Wednesday, April 19, 2000
For Immediate Release

RAISED PAVEMENT MARKERS TO BE INSTALLED
Botts Dots Invented in the 1950s

Butler County Engineer Dean C. Foster reports that reflective raised pavement markers will be installed on County roads beginning Monday, April 24. The contract for the project was awarded to Traffic Specialists, Inc. of Shandon in Butler County, which submitted a low bid of $82,986. Federal funds will be used to pay for 100 percent of the cost.

Installation of the new markers will be performed under traffic; however, motorists are encouraged to use caution when approaching the road crews.

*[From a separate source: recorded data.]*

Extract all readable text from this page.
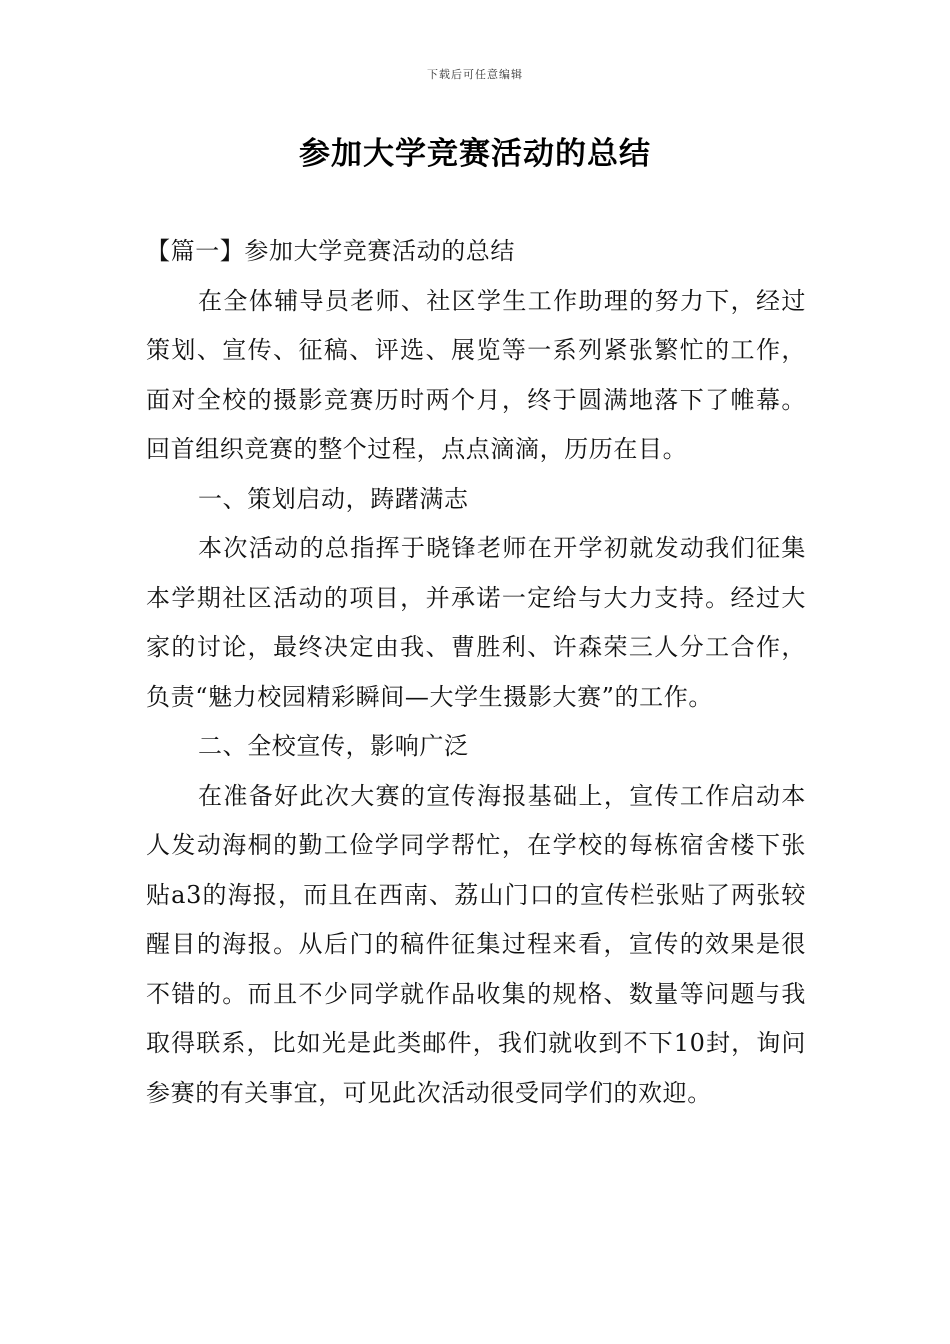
下载后可任意编辑
参加大学竞赛活动的总结

【篇一】参加大学竞赛活动的总结

在全体辅导员老师、社区学生工作助理的努力下，经过策划、宣传、征稿、评选、展览等一系列紧张繁忙的工作，面对全校的摄影竞赛历时两个月，终于圆满地落下了帷幕。回首组织竞赛的整个过程，点点滴滴，历历在目。

一、策划启动，踌躇满志

本次活动的总指挥于晓锋老师在开学初就发动我们征集本学期社区活动的项目，并承诺一定给与大力支持。经过大家的讨论，最终决定由我、曹胜利、许森荣三人分工合作，负责“魅力校园精彩瞬间—大学生摄影大赛”的工作。

二、全校宣传，影响广泛

在准备好此次大赛的宣传海报基础上，宣传工作启动本人发动海桐的勤工俭学同学帮忙，在学校的每栋宿舍楼下张贴a3的海报，而且在西南、荔山门口的宣传栏张贴了两张较醒目的海报。从后门的稿件征集过程来看，宣传的效果是很不错的。而且不少同学就作品收集的规格、数量等问题与我取得联系，比如光是此类邮件，我们就收到不下10封，询问参赛的有关事宜，可见此次活动很受同学们的欢迎。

Orange traffic cones will be utilized along the centerline while epoxy under the newly placed markers dries.

The following roads are slated to receive the new reflective centerline markers:

Beckett Road -- West Chester Road to Tylersville Road
Brown Road
Eaton Road -- Beissinger Road to U.S. 127
Elk Creek Road -- Howe Road to West Alexandria Road
Hamilton Eaton Road -- U.S. 127 to Village of Somerville
Hamilton New London Road -- Ohio 126 to U.S. 127
Lakota Drive West
Layhigh Road -- Ohio 748 to Hamilton New London Road
Princeton Road -- Ohio 747 to Cincinnati Dayton Road
Reily Millville Road -- Ohio 732 to Garner Road
Stillwell Road
Stillwell Beckett Road -- Ohio 732 to Ohio 177
Taylor School Road -- Eaton Road to Jacksonburg Road
Trenton Franklin Road -- Howe Road to Ohio 4
Tylersville Road -- Fairfield city limit to Farmgate Drive
Waynes Trace Road -- U.S. 127 to Ohio 744
West Alexandria Road -- Ohio 122 to Elk Creek Road
Woodsdale Road
Yankee Road -- Princeton Road to Kyles Station Road

Botts Dots Improve Centerline and Edgeline Visibility

Reflective raised pavement markers help improve roadway visibility at night, especially on wet pavement. Sometimes referred to as Botts Dots, they were invented in the 1950s by Elbert D. Botts who worked for the California Department of Transportation. He was looking for a way to warn motorists when they wandered out of their lanes.

Botts came up with a raised dome that could be made out of plastic, ceramic, or polyester. While proud of his dome invention, he actually thought the best thing he invented was the glue to keep the Botts Dots stuck to the pavement. The glue worked so well that some of the dots have been in place for more than 30 years.